German artists took five of the 10 top lots, including Neo Rauchs 1999 large-scale oil-on-paper, "Einbruch," estimated at $400-600,000, which sold to another telephone bidder for $542,500. The late and great Sigmar Polkes 1983 untitled gouache-on-paper that was estimated at $100,000 to 150,000 — it was acquired by the seller in November of 1993 after the work bought in at Christie's New York bearing an estimate of $25,000-35,000 — sold for a modest $86,500 to New York private dealer Neal Meltzer, who was seated at the front of the salesroom. The sighting of a familiar face bidding in the room broke the relative tedium of the telephone–dominated sale.
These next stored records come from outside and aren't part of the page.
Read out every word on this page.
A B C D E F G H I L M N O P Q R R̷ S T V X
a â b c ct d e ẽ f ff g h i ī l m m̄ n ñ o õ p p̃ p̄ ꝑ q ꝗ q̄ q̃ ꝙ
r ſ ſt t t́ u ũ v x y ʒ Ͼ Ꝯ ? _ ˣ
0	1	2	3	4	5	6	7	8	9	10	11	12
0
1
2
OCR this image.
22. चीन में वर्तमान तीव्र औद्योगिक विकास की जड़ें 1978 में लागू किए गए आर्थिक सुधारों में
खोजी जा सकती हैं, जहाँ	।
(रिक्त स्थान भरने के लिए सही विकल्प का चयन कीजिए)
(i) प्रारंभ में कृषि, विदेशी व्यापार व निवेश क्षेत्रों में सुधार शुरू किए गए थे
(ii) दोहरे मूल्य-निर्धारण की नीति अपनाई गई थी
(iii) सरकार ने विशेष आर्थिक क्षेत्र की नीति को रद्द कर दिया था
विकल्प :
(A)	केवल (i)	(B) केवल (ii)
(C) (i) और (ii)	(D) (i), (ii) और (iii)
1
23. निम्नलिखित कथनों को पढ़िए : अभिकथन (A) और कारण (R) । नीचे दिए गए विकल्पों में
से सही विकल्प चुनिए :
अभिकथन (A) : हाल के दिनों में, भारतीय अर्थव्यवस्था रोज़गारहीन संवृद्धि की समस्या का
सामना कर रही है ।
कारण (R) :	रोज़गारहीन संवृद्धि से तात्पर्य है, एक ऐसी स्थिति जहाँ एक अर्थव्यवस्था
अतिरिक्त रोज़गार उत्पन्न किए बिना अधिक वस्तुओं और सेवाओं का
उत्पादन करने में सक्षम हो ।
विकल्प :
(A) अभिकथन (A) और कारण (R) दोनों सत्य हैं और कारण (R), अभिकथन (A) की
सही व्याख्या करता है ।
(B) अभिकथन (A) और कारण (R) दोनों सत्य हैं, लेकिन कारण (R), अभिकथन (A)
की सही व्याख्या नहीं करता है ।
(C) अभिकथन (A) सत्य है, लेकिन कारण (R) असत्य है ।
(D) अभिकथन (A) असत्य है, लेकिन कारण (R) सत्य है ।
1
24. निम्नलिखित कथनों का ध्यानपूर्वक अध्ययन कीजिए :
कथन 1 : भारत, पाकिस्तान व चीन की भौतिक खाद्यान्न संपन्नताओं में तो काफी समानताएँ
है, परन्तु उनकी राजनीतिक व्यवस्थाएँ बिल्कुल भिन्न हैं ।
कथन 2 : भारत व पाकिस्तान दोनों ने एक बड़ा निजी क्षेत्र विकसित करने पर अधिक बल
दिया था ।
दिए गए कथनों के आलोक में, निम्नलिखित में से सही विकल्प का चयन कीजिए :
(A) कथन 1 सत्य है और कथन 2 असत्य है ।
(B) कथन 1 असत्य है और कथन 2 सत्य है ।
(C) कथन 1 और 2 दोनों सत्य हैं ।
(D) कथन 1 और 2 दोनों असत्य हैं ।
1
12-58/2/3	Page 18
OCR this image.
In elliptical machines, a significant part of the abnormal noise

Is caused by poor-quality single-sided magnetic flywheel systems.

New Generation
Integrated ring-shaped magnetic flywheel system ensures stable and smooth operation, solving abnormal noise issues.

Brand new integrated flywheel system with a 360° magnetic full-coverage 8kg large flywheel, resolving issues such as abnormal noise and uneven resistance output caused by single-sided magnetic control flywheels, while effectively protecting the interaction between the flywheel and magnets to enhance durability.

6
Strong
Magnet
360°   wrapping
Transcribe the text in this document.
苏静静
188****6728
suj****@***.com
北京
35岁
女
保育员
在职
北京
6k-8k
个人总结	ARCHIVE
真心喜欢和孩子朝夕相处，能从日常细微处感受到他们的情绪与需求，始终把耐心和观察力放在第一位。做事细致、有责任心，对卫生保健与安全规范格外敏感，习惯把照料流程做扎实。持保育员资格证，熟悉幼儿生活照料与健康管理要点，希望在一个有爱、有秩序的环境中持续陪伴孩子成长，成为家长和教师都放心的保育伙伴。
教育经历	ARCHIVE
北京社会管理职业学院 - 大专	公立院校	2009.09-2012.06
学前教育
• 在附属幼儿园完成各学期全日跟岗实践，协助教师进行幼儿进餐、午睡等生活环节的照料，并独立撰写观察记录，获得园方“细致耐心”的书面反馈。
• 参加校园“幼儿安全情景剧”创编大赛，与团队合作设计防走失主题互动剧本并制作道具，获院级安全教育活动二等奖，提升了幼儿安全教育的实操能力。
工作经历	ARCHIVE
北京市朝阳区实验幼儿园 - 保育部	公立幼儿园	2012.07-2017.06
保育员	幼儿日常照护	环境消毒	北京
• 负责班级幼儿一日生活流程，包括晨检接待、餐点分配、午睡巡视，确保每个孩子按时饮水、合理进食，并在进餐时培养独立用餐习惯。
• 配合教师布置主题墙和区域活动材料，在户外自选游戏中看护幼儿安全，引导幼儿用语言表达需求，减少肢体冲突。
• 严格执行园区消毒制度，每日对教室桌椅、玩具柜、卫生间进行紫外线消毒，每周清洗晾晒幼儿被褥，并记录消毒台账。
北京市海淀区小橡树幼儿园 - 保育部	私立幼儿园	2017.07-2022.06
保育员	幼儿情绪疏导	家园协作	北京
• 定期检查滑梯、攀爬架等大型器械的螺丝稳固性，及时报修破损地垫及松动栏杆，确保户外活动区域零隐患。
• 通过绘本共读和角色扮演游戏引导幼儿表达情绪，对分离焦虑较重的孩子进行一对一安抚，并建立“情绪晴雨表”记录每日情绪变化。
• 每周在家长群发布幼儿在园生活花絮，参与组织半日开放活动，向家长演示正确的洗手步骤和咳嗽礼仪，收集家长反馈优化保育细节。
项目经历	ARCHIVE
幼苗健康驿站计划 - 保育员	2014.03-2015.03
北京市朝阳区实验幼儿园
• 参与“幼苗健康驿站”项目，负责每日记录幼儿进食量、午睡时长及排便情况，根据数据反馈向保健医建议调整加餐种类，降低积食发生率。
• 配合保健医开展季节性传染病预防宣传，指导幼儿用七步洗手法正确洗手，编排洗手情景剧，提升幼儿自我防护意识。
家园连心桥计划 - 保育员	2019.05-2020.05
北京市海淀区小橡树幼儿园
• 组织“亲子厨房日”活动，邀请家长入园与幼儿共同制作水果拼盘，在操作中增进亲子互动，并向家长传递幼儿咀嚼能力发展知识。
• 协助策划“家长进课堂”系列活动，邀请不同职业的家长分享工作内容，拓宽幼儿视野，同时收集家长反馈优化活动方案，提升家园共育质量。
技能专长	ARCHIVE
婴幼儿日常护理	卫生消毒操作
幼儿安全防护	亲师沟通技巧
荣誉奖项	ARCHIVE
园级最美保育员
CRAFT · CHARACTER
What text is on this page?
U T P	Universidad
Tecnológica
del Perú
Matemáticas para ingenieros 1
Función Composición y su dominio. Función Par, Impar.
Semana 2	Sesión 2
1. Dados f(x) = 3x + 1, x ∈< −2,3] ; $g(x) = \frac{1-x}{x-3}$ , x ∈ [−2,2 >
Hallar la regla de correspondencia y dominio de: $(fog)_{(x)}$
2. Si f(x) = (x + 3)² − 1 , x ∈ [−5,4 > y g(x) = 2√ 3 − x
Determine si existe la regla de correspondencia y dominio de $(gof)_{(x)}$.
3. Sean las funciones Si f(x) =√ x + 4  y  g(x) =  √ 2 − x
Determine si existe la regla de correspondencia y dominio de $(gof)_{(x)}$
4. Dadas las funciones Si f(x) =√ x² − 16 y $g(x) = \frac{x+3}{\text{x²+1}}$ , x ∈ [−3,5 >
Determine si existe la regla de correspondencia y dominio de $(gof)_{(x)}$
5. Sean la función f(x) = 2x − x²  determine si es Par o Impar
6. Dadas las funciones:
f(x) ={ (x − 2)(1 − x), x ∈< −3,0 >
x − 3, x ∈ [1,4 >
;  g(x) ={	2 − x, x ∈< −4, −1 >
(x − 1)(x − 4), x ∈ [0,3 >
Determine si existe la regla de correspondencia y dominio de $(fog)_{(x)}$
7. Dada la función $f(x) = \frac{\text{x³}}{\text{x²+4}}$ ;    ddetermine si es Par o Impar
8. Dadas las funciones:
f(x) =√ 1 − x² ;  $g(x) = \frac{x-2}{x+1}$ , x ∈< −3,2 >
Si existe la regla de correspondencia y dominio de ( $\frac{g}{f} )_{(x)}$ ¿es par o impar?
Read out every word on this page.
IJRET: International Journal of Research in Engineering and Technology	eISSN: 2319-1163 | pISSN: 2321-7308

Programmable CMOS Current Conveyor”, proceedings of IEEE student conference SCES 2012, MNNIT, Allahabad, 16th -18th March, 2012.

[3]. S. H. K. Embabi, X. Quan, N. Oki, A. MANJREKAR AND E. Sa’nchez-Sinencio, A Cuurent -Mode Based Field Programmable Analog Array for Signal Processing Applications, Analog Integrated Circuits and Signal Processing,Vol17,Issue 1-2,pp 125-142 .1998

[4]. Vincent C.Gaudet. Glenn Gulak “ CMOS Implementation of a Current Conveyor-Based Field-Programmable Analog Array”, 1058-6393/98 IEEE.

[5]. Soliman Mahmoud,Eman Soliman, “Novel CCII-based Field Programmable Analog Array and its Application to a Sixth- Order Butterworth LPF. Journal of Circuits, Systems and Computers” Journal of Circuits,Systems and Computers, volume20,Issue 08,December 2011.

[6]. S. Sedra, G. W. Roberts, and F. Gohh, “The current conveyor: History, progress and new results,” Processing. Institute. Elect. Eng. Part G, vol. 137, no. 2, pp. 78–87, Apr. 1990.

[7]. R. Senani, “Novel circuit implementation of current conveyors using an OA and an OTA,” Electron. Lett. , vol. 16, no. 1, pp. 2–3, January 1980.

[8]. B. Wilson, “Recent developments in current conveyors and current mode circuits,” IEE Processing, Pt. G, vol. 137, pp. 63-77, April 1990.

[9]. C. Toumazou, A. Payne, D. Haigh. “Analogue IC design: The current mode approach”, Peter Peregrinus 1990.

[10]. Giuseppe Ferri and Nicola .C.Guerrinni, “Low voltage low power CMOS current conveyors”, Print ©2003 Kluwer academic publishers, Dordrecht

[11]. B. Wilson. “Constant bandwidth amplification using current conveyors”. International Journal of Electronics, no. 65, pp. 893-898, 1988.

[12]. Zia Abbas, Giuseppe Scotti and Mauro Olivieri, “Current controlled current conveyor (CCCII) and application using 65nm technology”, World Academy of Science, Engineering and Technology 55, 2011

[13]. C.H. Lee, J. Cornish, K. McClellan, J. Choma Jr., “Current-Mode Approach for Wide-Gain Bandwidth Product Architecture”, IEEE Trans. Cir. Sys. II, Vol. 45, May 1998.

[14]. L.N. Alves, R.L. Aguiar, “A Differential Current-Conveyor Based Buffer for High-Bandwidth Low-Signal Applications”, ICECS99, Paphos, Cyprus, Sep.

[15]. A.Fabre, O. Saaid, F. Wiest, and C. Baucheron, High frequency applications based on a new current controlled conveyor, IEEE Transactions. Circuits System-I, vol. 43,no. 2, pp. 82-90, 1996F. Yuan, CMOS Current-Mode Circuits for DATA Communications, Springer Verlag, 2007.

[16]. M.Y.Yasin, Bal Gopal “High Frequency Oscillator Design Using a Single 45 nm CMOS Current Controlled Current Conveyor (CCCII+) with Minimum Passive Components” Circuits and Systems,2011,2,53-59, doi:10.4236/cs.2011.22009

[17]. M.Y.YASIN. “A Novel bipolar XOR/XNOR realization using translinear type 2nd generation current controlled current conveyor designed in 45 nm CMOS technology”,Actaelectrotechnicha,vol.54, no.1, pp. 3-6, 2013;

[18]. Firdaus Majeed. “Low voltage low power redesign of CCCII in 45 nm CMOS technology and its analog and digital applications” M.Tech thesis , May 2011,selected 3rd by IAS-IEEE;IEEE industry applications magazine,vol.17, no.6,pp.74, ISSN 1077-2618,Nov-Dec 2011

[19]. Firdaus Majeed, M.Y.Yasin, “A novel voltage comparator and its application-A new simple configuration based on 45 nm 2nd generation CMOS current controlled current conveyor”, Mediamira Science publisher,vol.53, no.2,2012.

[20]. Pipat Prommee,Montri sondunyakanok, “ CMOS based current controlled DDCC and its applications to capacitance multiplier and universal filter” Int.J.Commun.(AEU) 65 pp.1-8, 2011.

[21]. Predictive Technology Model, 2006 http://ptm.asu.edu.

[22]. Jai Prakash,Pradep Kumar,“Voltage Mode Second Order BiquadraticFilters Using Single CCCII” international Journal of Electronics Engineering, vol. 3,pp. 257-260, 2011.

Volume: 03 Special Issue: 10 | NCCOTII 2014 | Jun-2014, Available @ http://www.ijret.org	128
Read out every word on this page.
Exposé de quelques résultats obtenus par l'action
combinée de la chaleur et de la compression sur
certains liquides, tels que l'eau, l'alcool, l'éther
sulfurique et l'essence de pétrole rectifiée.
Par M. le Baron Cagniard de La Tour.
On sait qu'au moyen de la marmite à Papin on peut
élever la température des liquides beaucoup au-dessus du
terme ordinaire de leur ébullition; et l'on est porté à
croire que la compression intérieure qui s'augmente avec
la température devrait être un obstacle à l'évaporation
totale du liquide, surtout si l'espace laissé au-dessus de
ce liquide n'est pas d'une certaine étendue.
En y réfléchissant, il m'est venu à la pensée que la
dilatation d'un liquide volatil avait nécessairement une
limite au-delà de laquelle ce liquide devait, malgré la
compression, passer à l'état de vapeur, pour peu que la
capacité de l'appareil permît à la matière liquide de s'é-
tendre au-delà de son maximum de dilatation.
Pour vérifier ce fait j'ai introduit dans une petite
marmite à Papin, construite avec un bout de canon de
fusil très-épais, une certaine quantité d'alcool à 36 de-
Nevertheless, there were other exciting moments to be had, as when Julie Mehretus thrillingly layered five-by-seven-foot architectural composition on canvas zoomed to a record $1,022,500, becoming the top lot of the sale. The work was first acquired from the The Project, the short-lived cutting-edge New York gallery, in May 2001, before Mehretu’s work acquired worldwide acclaim. It smashed the previous mark set at Sotheby's in London in June 2009 when the 2005 work "Untitled (Dervish)" made £241,250 ($394,038).

Exiting Sotheby’s York Avenue salesroom, another living artist was hard at work hawking his glowering portrait of Lehman’s much–demonized CEO Robert Fuld on the sidewalk. Resembling a middle-aged college professor and wielding a handful of different colored magic markers, artist Geoffrey Raymond (see his Web site here) invited passersby to inscribe their thoughts about Lehman on his canvas, titled "The Liquidated Fuld" and priced at $50,000.

"The last one I sold to somebody in Stuttgart for $36,000," declared the artist, who is known for painting controversial Wall Street figures and then exhibiting them in public places. It seems that while Lehman Brothers is in Chapter 11 today, Lehman Brothers art can't help but go up in value. How's that for irony?